Gempa bumi tektonik berkekuatan magnitudo 5,2 mengguncang wilayah Pangandaran, Jawa Barat, pada pukul 21.55 WIB. BMKG menjelaskan penyebab gempa tersebut sebagai akibat aktivitas lempeng tektonik. Gempa ini berpotensi menyebabkan ambruk susulan di beberapa area. Meski tidak ada laporan korban jiwa, kerusakan infrastruktur terus dikhawatirkan.

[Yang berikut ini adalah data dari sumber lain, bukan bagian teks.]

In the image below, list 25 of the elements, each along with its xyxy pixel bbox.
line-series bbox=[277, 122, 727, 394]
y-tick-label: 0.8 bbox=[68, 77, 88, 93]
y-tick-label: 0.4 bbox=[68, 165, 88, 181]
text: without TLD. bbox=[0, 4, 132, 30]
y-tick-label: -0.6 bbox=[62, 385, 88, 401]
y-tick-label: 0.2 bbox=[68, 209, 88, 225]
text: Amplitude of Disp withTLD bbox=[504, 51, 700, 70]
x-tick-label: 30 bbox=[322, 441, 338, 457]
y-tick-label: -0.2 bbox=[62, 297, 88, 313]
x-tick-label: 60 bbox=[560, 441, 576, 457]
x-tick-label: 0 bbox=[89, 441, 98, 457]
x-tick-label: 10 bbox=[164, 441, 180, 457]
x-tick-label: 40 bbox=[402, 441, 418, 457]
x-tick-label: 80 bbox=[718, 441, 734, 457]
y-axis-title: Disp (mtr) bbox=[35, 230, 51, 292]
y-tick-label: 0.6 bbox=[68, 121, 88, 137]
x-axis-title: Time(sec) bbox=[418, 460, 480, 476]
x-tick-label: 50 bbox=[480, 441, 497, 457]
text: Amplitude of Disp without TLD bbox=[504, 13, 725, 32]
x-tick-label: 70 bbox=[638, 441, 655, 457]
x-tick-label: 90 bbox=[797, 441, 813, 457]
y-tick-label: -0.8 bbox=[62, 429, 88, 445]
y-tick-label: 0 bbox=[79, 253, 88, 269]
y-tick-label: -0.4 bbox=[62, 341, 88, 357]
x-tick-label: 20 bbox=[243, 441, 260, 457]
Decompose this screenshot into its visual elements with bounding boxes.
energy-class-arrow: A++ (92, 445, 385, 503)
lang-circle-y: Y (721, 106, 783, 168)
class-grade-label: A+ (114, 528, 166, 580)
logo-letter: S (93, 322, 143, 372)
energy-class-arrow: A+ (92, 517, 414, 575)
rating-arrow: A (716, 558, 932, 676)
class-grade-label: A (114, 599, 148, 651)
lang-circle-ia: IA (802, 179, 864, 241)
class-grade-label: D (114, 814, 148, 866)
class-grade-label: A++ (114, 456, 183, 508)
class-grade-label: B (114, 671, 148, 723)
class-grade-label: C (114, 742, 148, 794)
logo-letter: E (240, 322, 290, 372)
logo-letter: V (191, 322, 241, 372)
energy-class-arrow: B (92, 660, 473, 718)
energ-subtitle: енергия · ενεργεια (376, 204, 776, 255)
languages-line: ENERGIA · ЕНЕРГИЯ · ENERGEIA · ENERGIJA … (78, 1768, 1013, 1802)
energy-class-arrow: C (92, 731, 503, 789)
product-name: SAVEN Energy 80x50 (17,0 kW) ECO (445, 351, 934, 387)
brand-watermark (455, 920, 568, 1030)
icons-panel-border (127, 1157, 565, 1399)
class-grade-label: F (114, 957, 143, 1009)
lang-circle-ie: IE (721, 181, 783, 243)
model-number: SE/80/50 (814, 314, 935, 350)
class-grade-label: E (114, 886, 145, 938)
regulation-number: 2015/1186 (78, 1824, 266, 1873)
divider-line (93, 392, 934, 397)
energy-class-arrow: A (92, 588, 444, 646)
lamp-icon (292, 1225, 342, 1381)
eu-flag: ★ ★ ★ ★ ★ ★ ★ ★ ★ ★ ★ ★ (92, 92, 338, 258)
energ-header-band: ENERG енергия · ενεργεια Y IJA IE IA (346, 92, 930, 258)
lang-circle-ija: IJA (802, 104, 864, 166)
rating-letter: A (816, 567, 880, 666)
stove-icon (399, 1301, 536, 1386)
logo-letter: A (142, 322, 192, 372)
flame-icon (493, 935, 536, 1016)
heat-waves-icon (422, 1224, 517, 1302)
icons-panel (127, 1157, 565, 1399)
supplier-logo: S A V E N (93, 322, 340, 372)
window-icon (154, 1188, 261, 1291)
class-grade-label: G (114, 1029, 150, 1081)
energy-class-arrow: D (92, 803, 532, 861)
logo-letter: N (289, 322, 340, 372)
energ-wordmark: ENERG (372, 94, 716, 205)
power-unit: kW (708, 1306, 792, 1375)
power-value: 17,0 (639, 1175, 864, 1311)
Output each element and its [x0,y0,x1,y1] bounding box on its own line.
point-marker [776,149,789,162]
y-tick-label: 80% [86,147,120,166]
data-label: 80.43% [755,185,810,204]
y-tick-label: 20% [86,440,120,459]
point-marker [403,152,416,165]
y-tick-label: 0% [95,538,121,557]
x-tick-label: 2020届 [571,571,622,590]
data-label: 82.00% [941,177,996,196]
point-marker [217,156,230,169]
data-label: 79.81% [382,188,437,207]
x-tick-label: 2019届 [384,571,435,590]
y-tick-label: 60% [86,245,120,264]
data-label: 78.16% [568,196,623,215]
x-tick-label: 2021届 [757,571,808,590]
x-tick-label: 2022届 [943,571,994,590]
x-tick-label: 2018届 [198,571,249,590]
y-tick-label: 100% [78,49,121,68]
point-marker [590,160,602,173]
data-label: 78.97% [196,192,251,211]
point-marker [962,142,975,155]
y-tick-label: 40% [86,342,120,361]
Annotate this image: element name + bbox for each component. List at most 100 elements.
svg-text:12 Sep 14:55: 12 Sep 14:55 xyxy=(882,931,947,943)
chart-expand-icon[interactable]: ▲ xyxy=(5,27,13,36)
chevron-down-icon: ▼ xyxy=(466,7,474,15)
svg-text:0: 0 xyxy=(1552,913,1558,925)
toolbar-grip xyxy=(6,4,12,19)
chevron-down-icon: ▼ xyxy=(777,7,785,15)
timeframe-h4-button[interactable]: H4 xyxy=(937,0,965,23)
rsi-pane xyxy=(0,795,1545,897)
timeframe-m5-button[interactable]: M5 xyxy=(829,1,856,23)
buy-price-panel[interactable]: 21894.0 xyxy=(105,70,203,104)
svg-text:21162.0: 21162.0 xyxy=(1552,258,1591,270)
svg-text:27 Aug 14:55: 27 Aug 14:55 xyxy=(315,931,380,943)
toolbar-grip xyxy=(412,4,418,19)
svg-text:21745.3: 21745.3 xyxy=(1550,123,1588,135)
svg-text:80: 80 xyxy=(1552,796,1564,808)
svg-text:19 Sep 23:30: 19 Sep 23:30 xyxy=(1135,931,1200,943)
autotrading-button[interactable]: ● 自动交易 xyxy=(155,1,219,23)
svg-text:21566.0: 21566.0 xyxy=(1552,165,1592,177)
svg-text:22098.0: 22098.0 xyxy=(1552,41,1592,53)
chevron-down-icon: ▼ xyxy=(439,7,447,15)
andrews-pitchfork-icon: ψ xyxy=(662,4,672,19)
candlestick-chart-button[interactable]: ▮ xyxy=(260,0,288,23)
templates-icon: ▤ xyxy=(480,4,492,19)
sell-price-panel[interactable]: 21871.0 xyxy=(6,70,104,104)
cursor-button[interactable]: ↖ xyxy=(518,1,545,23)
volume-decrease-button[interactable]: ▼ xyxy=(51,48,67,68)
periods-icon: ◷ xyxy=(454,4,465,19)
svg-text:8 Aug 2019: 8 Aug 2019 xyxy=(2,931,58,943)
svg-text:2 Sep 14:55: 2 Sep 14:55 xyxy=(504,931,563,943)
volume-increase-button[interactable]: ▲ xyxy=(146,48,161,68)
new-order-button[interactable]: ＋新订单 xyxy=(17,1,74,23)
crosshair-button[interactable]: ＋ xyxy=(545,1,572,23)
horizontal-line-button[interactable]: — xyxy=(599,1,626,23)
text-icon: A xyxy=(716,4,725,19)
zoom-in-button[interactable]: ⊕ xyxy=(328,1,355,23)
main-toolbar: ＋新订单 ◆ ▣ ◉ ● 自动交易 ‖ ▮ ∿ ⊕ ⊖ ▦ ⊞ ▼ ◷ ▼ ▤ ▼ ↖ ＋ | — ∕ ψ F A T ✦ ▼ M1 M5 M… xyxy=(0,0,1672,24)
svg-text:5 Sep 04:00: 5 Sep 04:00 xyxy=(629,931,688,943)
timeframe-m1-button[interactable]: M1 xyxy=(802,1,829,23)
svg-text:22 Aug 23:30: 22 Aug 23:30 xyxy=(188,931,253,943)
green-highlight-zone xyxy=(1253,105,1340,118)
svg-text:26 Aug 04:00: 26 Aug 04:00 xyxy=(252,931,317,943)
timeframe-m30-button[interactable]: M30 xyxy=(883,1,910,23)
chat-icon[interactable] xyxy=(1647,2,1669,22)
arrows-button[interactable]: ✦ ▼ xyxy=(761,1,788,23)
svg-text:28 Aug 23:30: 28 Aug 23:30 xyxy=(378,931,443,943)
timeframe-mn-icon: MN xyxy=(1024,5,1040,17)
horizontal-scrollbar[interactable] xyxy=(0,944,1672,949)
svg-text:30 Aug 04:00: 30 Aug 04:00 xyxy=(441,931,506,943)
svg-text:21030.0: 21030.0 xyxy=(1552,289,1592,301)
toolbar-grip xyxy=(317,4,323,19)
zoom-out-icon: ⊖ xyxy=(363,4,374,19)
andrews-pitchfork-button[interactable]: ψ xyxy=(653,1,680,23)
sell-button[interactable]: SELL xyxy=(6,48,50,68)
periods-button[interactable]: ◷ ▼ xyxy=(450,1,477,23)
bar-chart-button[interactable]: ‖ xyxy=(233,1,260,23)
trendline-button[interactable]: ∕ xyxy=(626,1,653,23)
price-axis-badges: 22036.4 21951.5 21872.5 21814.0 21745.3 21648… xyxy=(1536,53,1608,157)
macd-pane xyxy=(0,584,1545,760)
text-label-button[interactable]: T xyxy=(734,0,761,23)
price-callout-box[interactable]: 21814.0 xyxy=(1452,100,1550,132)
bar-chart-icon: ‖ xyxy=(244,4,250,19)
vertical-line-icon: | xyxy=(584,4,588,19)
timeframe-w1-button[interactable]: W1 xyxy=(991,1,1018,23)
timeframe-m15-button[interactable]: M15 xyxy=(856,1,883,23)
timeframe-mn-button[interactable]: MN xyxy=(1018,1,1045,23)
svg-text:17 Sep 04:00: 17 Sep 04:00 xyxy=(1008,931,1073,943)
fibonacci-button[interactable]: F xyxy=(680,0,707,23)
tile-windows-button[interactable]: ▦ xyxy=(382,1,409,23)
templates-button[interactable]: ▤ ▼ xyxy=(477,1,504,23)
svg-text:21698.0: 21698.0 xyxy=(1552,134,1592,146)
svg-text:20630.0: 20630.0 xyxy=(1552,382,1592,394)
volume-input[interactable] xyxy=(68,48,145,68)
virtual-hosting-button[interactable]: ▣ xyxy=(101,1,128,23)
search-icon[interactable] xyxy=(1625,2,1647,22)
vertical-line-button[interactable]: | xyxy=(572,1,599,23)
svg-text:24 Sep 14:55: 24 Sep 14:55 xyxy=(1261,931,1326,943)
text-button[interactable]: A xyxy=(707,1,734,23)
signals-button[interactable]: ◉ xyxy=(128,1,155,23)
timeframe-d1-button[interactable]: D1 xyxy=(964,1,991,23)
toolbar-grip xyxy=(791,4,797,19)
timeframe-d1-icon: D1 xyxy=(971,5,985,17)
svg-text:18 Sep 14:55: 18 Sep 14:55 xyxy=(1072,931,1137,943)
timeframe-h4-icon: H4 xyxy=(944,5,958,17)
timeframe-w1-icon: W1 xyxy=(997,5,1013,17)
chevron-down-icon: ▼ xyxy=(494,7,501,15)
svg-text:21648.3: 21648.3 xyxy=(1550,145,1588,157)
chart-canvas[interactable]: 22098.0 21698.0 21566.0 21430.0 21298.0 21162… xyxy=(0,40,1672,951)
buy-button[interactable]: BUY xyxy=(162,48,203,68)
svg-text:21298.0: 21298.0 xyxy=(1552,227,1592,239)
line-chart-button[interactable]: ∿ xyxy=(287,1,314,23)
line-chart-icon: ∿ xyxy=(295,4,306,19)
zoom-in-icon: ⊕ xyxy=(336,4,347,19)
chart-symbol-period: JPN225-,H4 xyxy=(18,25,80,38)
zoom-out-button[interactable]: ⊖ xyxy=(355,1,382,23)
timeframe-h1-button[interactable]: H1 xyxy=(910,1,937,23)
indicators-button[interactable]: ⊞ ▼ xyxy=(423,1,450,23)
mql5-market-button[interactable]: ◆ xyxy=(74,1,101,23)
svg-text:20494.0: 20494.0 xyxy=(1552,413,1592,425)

Korban mengatakan dapur rumahnya tidak bisa digunakan lagi. Pihak setempat sedang melakukan evaluasi terhadap kondisi rumah warga. Dapur yang rusak menjadi salah satu dari beberapa bangunan yang terkena dampak gempa. Pemilik rumah mengungkapkan kekhawatiran akan keamanan rumahnya.
Pemerintah setempat memantau situasi dan siap memberikan bantuan jika diperlukan. Gempa ini menjadi peringatan akan potensi risiko bencana di wilayah Jawa Barat.